Directed by Edward Young

In his second feature film, Ian shows relationships and the metropolis at a crossroads. Taiwanese pop megastar Tsai Chin and fellow director Hou Hsiao-Hsien star as Chin and Lung, a couple gradually driven apart by opposing temporal realities. Chin navigates the bustling urban environment in search of the future, while Lung is reluctant to let go of the nostalgic memories of the past. As much as this film is a tragic novel, it is also an urban symphony; it reflects the duality of old and new in Taipei and Taiwanese society in general. Shots of dilapidated buildings engulfed in shadow contrast with the brightly lit modern structures of the city.
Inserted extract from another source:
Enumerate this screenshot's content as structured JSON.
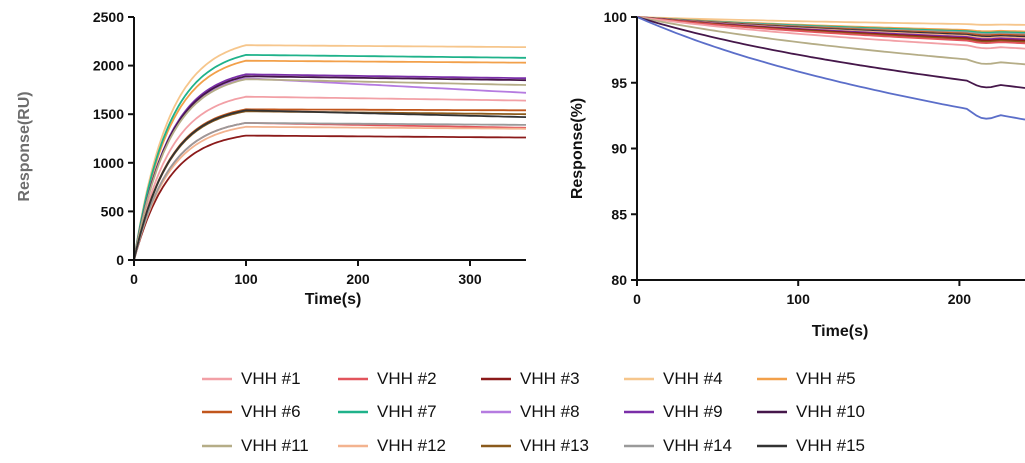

Remnants of a bygone era are gradually disappearing from the rapidly evolving urban landscape. Ian forces us to face the uncomfortable prospect of change; while some may adapt to the changing tides, others cannot help but sink into the past.

“A Time to Live, a Time to Die” (1985)

Directed by Hou Hsiao-Hsien

Hou Xiao-Hsien’s semi-autobiographical account of his upbringing takes viewers through three decades of family dreams, suffering and loss. The account of this family in exile from the mainland, largely inspired by Howe’s own life experiences, demonstrates a similar philosophical conflict to that of The Taipei Story—tradition versus modernity—but in a different form. As we observe the world through A-Hsiao’s eyes, the process of growing up is defined by the stirring moments of teenage rebellion and the agony of intimate loss. As with much of Howe’s work, his use of long, continuous takes captures the resonant and dreamlike quality of internal memories. Through these extended scenes shot in Hou’s old family home in Fengshan, the viewer is given a false sense of familiarity with the area; it makes the choice between moving forward and staying in the past all the more painful.